Fysiotherapie in de schooljaren (inclusief peuterschool): 3 tot 18 jaar

Fysiotherapeuten werken met ouders en onderwijzers om het bewustzijn over de impact van ASS op het functioneren op school te verhogen. Ze gebruiken de meest recente, meest effectieve en op medische ervaringen gebaseerde behandelingen om de uitdagingen voor ieder kind te minimaliseren en om van de schoolervaring een positieve te maken. Fysiotherapeuten bevelen aanpassingen en wijzigingen aan om het leren te ondersteunen. Voorbeelden zijn het gebruik van bal-stoelen om “uit-de-stoel” gedrag te reduceren en het gebruik van hoepels, vloerkleden of speciaal geplaatste stoelen om de persoonlijke ruimte te markeren. Ze voorzien in bewegingsonderbreking voor de hele klas en gebruiken strategieën zoals “motorisch leren” om de motorische vaardigheden aan te leren, die nodig zijn om deel te nemen aan sociale spelletjes en interactie met leeftijdgenoten.

Fysiotherapeuten bieden direct hulp om het vermogen van het kind te verbeteren om uitdagingen het hoofd te bieden, zoals de treden in de bus, drukke gangen, cafetaria’s en speelpleinen,. Ze werken samen met schoolteams om vaardigheden zoals zelfbeperking, luisteren en op de beurt wachten te bevorderen. Ze reiken strategieën aan om het kind te leren hoe het bewegingen van andere kinderen  kan nadoen, om gevoel voor richting, en lichamelijk en ruimtelijk bewustzijn en coördinatie te ontwikkelen,   alsook om succesvolle gymlessen en fitness te bevorderen.
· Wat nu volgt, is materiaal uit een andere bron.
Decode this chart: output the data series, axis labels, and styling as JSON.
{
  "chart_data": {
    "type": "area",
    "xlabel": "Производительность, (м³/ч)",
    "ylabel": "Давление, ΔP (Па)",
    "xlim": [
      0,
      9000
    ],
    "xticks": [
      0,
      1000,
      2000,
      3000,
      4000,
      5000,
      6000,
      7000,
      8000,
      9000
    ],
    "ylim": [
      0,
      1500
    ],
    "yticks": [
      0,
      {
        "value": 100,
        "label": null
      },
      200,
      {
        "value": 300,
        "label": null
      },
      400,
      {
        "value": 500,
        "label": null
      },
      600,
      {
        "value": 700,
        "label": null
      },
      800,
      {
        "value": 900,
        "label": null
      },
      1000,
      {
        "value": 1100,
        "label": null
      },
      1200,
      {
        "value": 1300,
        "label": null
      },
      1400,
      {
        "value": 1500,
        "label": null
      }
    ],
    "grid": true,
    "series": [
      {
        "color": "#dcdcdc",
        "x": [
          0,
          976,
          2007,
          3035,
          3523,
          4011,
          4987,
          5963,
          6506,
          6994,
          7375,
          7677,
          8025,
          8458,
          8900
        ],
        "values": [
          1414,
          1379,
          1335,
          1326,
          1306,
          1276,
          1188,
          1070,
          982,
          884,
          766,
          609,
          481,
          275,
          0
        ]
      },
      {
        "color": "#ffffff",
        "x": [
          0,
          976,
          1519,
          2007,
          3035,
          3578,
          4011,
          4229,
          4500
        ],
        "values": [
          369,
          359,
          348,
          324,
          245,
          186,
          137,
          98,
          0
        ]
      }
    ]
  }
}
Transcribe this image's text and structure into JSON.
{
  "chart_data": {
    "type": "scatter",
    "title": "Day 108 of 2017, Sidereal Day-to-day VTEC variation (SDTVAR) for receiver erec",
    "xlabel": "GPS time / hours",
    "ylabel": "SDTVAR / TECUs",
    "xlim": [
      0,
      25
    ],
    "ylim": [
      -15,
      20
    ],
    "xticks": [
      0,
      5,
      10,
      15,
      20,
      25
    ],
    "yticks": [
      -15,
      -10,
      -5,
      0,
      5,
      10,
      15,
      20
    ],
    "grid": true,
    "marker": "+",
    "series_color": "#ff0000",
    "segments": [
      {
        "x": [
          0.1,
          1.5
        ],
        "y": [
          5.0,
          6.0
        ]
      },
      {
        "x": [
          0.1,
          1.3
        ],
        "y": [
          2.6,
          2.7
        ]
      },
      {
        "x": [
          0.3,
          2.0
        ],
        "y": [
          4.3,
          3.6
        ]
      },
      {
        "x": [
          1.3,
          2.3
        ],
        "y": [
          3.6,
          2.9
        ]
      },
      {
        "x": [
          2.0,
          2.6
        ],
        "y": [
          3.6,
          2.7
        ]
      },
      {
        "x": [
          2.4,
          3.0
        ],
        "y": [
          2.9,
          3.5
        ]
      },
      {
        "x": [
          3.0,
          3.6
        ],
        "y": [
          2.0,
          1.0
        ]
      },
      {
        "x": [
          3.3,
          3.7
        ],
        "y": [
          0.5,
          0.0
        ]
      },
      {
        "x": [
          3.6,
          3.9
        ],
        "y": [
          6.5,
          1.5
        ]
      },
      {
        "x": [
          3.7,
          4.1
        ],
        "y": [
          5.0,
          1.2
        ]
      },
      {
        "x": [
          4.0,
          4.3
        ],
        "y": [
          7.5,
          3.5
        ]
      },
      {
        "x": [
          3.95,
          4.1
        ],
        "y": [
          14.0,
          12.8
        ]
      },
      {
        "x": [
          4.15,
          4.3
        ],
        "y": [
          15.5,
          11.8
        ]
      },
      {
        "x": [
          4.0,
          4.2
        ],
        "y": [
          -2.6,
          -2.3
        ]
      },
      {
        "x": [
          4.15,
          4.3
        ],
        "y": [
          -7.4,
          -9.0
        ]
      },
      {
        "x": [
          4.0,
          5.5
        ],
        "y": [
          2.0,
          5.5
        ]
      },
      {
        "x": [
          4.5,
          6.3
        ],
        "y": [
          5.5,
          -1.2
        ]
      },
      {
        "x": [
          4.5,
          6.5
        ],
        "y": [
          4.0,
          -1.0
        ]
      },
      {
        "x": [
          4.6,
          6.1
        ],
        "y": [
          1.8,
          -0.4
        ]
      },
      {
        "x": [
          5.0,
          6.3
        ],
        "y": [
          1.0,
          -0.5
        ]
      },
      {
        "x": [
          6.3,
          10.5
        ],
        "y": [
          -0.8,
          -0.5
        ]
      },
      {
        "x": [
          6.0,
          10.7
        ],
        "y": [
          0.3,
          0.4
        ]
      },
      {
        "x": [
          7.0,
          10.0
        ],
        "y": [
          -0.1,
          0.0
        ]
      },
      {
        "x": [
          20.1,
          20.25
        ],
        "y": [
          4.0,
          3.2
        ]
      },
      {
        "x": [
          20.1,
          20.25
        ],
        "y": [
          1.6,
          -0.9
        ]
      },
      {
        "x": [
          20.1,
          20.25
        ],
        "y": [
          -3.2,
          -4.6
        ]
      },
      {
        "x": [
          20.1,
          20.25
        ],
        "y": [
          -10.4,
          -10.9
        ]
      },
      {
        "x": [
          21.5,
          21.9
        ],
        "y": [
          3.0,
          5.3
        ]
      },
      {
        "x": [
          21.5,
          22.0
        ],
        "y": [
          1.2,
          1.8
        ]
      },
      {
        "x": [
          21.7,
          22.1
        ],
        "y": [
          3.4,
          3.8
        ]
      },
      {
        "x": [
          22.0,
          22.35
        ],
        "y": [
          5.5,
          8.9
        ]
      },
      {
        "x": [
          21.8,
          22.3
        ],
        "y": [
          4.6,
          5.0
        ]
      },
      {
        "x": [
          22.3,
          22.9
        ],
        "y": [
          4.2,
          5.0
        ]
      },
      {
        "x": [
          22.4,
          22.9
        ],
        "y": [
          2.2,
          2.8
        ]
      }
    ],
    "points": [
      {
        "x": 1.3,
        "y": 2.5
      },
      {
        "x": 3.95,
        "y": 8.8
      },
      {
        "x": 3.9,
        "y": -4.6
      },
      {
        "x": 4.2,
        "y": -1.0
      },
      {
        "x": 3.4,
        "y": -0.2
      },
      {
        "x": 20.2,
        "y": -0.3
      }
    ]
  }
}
Fysiotherapie tijdens de volwassenheid: boven 18 jaar

Fysiotherapeuten werken met volwassenen met ASS om succes in het dagelijks leven te bevorderen. Ze bevelen middelen in de gemeenschap aan om motorische kansen te benutten. Ze ontwikkelen persoonlijk oefenroutines om lichaamscoördinatie en loopvaardigheden te bevorderen. Ze werken met elke persoon om beweging, functioneren en fitheid te verbeteren, zodat een baan, een taak in huis en genieten van vrije tijd mogelijk wordt.